Draft Genome Sequences of Four Uropathogenic Escherichia coli Serotype O4:H5 Isolates (ATCC 700414, 700415, 700416, and 700417).

Uropathogenic Escherichia coli serotype O4:H5 isolates (ATCC 700414, 700415, 700416, and 700417) were recovered from women with first-time urinary tract infections. Here, we report the draft genome sequences for these four E. coli isolates, which are currently being used to validate food safety processing technologies.

GENOME ANNOUNCEMENT

Uropathogenic Escherichia coli (UPEC) is responsible for 75% to 95% of the 10.5 million urinary tract infections (UTI) in the United States each year, which primarily affect women (1). UTI may be considered a form of foodborne illness, as UPEC is routinely found in food animals and retail food products (2) and food isolates have been shown to cause UTI in animal model systems (3). In addition, recent research has implicated UPEC in ulcerative colitis associated with inflammatory bowel disease (4). After consumption of UPEC-contaminated food by these patients, UPEC colonization of the distal gastrointestinal (GI) tract and integration of UPEC into GI ulcers can exacerbate the inflammatory response (4). The pathogenesis of UTI is due to accidental transfer of UPEC-contaminated feces from the GI tract to the urethra (1). The E. coli isolates associated with UTI are commonly a genetic match to those found in the individual’s feces (5).
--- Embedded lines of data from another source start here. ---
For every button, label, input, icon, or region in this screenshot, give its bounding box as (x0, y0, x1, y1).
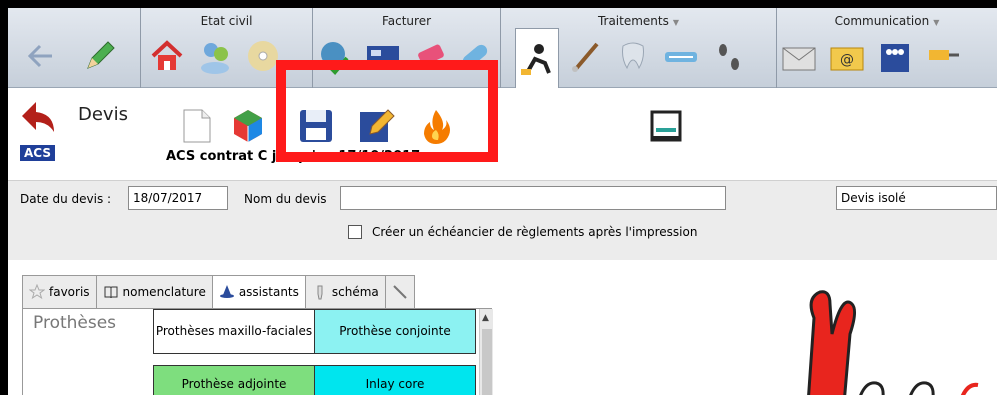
brush-icon[interactable] (563, 32, 607, 80)
cell-protheses-maxillo-faciales[interactable]: Prothèses maxillo-faciales (153, 309, 315, 354)
scanner-icon[interactable] (642, 102, 690, 150)
group-title: Communication ▼ (777, 14, 997, 28)
tooth-icon[interactable] (611, 32, 655, 80)
tab-schema[interactable]: schéma (304, 275, 385, 309)
group-people-icon[interactable] (873, 32, 917, 80)
ribbon-group-communication: Communication ▼ @ (776, 8, 997, 88)
back-arrow-icon[interactable] (20, 32, 64, 80)
tab-label: nomenclature (122, 285, 206, 299)
highlight-box (276, 60, 498, 162)
devis-toolbar: Devis ACS ACS contrat C jusqu'au 17/10/2… (8, 88, 997, 168)
ribbon-group-traitements: Traitements ▼ (500, 8, 776, 88)
devis-form: Date du devis : Nom du devis Créer un éc… (8, 180, 997, 260)
dental-work-icon[interactable] (515, 28, 559, 88)
assistants-panel: Prothèses Prothèses maxillo-faciales Pro… (22, 308, 493, 395)
home-icon[interactable] (145, 32, 189, 80)
group-title-text: Traitements (597, 14, 669, 28)
page-title: Devis (78, 104, 128, 125)
name-label: Nom du devis (244, 192, 327, 206)
braces-icon[interactable] (659, 32, 703, 80)
instrument-icon (393, 285, 407, 299)
schedule-label: Créer un échéancier de règlements après … (372, 225, 698, 239)
scroll-thumb[interactable] (482, 329, 492, 395)
tab-label: favoris (49, 285, 90, 299)
svg-text:@: @ (840, 52, 854, 68)
email-icon[interactable]: @ (825, 32, 869, 80)
wizard-hat-icon (219, 285, 234, 298)
devis-type-field[interactable] (836, 186, 997, 210)
tab-label: schéma (331, 285, 379, 299)
envelope-icon[interactable] (777, 32, 821, 80)
tab-nomenclature[interactable]: nomenclature (95, 275, 212, 309)
cell-prothese-conjointe[interactable]: Prothèse conjointe (314, 309, 476, 354)
screen-frame: Etat civil Facturer Traitements ▼ Commun… (0, 0, 997, 395)
pencil-icon[interactable] (78, 32, 122, 80)
category-title: Prothèses (33, 313, 117, 333)
back-arrow-red-icon[interactable] (18, 98, 58, 134)
date-label: Date du devis : (20, 192, 112, 206)
tab-assistants[interactable]: assistants (211, 275, 305, 309)
star-icon (29, 284, 45, 300)
name-field[interactable] (340, 186, 726, 210)
group-title-text: Communication (834, 14, 930, 28)
book-icon (104, 286, 118, 299)
tab-favoris[interactable]: favoris (22, 275, 96, 309)
rubiks-cube-icon[interactable] (224, 102, 272, 150)
date-field[interactable] (128, 186, 228, 210)
group-title: Etat civil (200, 14, 253, 28)
new-document-icon[interactable] (172, 102, 220, 150)
tooth-schema-icon (317, 285, 323, 300)
ribbon: Etat civil Facturer Traitements ▼ Commun… (8, 8, 997, 88)
footprints-icon[interactable] (707, 32, 751, 80)
cell-inlay-core[interactable]: Inlay core (314, 365, 476, 395)
panel-scrollbar[interactable]: ▲ (479, 309, 493, 395)
tab-instrument[interactable] (384, 275, 415, 309)
drill-icon[interactable] (921, 32, 965, 80)
scroll-up-icon[interactable]: ▲ (482, 313, 489, 323)
group-title: Traitements ▼ (501, 14, 776, 28)
group-title: Facturer (381, 14, 432, 28)
dropdown-arrow-icon[interactable]: ▼ (933, 18, 939, 27)
patient-contacts-icon[interactable] (193, 32, 237, 80)
app-window: Etat civil Facturer Traitements ▼ Commun… (8, 8, 997, 395)
tab-bar: favoris nomenclature assistants schéma (22, 275, 415, 309)
schedule-checkbox[interactable] (348, 225, 362, 239)
dropdown-arrow-icon[interactable]: ▼ (673, 18, 679, 27)
cell-prothese-adjointe[interactable]: Prothèse adjointe (153, 365, 315, 395)
tab-label: assistants (238, 285, 299, 299)
acs-badge: ACS (20, 145, 55, 161)
dental-schema-illustration (788, 278, 988, 395)
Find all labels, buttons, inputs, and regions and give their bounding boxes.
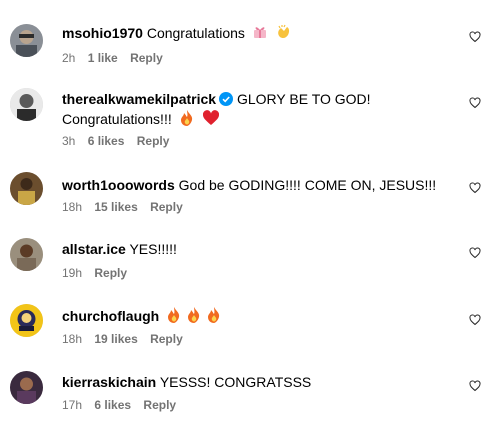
comment-time: 2h (62, 51, 76, 65)
comment-meta: 19h Reply (62, 266, 136, 280)
comment-time: 18h (62, 200, 83, 214)
comment-time: 19h (62, 266, 83, 280)
clapping-hands-emoji (275, 23, 293, 41)
likes-count[interactable]: 6 likes (88, 134, 125, 148)
comment-meta: 17h 6 likes Reply (62, 398, 185, 412)
fire-emoji (178, 109, 196, 127)
comment-time: 3h (62, 134, 76, 148)
comment-body: churchoflaugh (62, 306, 453, 326)
like-heart-icon[interactable] (469, 247, 481, 259)
reply-button[interactable]: Reply (130, 51, 163, 65)
comment-body: kierraskichain YESSS! CONGRATSSS (62, 373, 453, 392)
red-heart-emoji (202, 109, 220, 127)
comment-body: worth1ooowords God be GODING!!!! COME ON… (62, 176, 453, 195)
fire-emoji (165, 306, 183, 324)
comment-text-line-2: Congratulations!!! (62, 111, 172, 127)
comment-body: msohio1970 Congratulations (62, 23, 453, 43)
comment-username[interactable]: therealkwamekilpatrick (62, 91, 216, 107)
comment-username[interactable]: worth1ooowords (62, 177, 175, 193)
likes-count[interactable]: 6 likes (94, 398, 131, 412)
likes-count[interactable]: 1 like (88, 51, 118, 65)
avatar[interactable] (10, 371, 43, 404)
comment-time: 18h (62, 332, 83, 346)
comment-meta: 18h 15 likes Reply (62, 200, 192, 214)
like-heart-icon[interactable] (469, 182, 481, 194)
avatar[interactable] (10, 304, 43, 337)
like-heart-icon[interactable] (469, 380, 481, 392)
avatar[interactable] (10, 172, 43, 205)
avatar[interactable] (10, 88, 43, 121)
reply-button[interactable]: Reply (143, 398, 176, 412)
comment-username[interactable]: msohio1970 (62, 25, 143, 41)
comment-text: GLORY BE TO GOD! (236, 91, 371, 107)
comment-text: God be GODING!!!! COME ON, JESUS!!! (178, 177, 437, 193)
fire-emoji (205, 306, 223, 324)
comment-text: YESSS! CONGRATSSS (159, 374, 312, 390)
likes-count[interactable]: 15 likes (94, 200, 137, 214)
avatar[interactable] (10, 24, 43, 57)
comment-username[interactable]: churchoflaugh (62, 308, 159, 324)
comment-meta: 18h 19 likes Reply (62, 332, 192, 346)
reply-button[interactable]: Reply (137, 134, 170, 148)
fire-emoji (185, 306, 203, 324)
like-heart-icon[interactable] (469, 314, 481, 326)
comment-meta: 3h 6 likes Reply (62, 134, 178, 148)
likes-count[interactable]: 19 likes (94, 332, 137, 346)
reply-button[interactable]: Reply (150, 332, 183, 346)
comment-text: Congratulations (146, 25, 245, 41)
comment-body: allstar.ice YES!!!!! (62, 240, 453, 259)
ribbon-emoji (251, 23, 269, 41)
comment-text: YES!!!!! (129, 241, 177, 257)
like-heart-icon[interactable] (469, 97, 481, 109)
reply-button[interactable]: Reply (150, 200, 183, 214)
avatar[interactable] (10, 238, 43, 271)
comment-body: therealkwamekilpatrick GLORY BE TO GOD! … (62, 90, 453, 129)
comment-time: 17h (62, 398, 83, 412)
comment-username[interactable]: allstar.ice (62, 241, 126, 257)
like-heart-icon[interactable] (469, 31, 481, 43)
verified-badge-icon (219, 92, 234, 106)
comment-meta: 2h 1 like Reply (62, 51, 172, 65)
comment-username[interactable]: kierraskichain (62, 374, 156, 390)
reply-button[interactable]: Reply (94, 266, 127, 280)
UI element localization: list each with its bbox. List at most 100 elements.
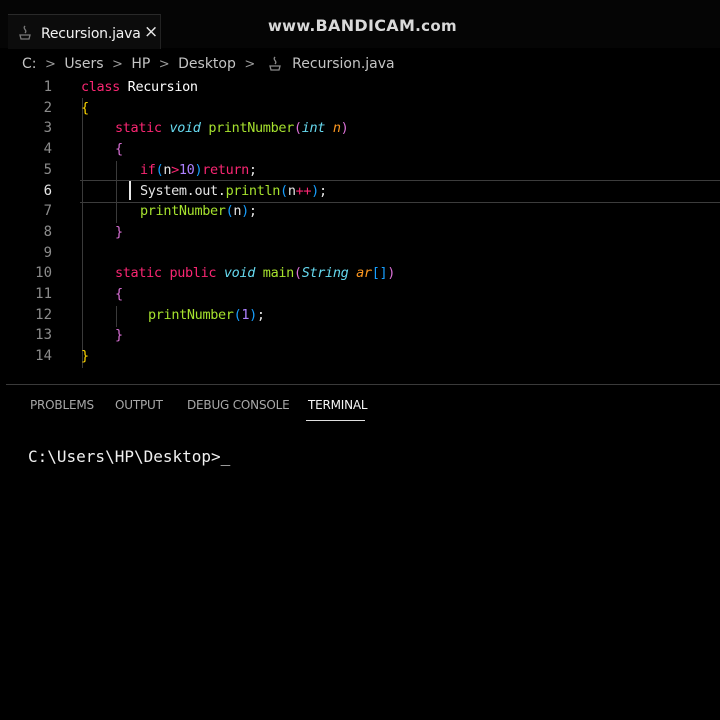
code-token: Recursion: [127, 79, 198, 95]
tab-label: Recursion.java: [41, 26, 141, 42]
code-text: if(n>10)return;: [140, 162, 257, 178]
tab-problems[interactable]: PROBLEMS: [30, 398, 94, 412]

These four O4:H5 clinical UPEC isolates (6), obtained from women with first-time UTI, are currently being used to validate food safety intervention technologies along with other UPEC (7, 8).

Genomic DNA was extracted using the DNeasy blood and tissue kit (Qiagen, Hilden, Germany) and quantified in a Qubit 3.0 fluorometer (Life Technologies, Carlsbad, CA, USA). The genomic DNA library was prepared using the Nextera DNA Flex library prep kit (Illumina, San Diego, CA, USA). Libraries were analyzed for concentration and then pooled and denatured for loading onto a flow cell for cluster generation. Denatured libraries were sequenced on an Illumina MiniSeq platform with a 2 × 150-bp read paired-end protocol with 30× coverage. Two Illumina reads from separate DNA preparations were assembled de novo using SPAdes (version 3.9.0). Virulence factors, antibiotic resistance genes, genome size, N50 values, multilocus sequence type (MLST), mRNA, rRNA, tRNA, genes, pseudogenes, and coding sequences (CDS) were determined using the Illumina Bacterial Analysis Pipeline (version 1.0.4) and the NCBI Prokaryotic Genome Annotation Pipeline (PGAP) (version 4.3). The accession numbers and assembly metrics are listed in Table 1.

TABLE 1

Accession numbers and assembly metrics of draft whole-genome sequences of four E. coli serotype O4:H5 isolates

ATCC isolate no.	GenBank accession no.	Genome size (bp)	G+C content (%)	BioProject no.
700414	POSZ00000000	5,242,372	50.47	PRJNA429583
700415	POTA00000000	5,300,806	50.37	PRJNA429606
700416	POSX00000000	5,121,072	50.36	PRJNA429461
700417	POSY00000000	5,336,843	50.37	PRJNA429467

Genomics data are now considered an integral part of risk assessment for food safety and environmental microbiology (9). These genomic data will be useful for understanding UPEC pathogenesis and should provide novel insights regarding the persistence of UPEC in foods and effective food safety practices for UPEC detection, control, and elimination.

Accession number(s).

The whole-genome shotgun projects reported here have been deposited in DDBJ/ENA/GenBank under the accession and BioProject numbers listed in Table 1. The versions described in this paper are the first versions.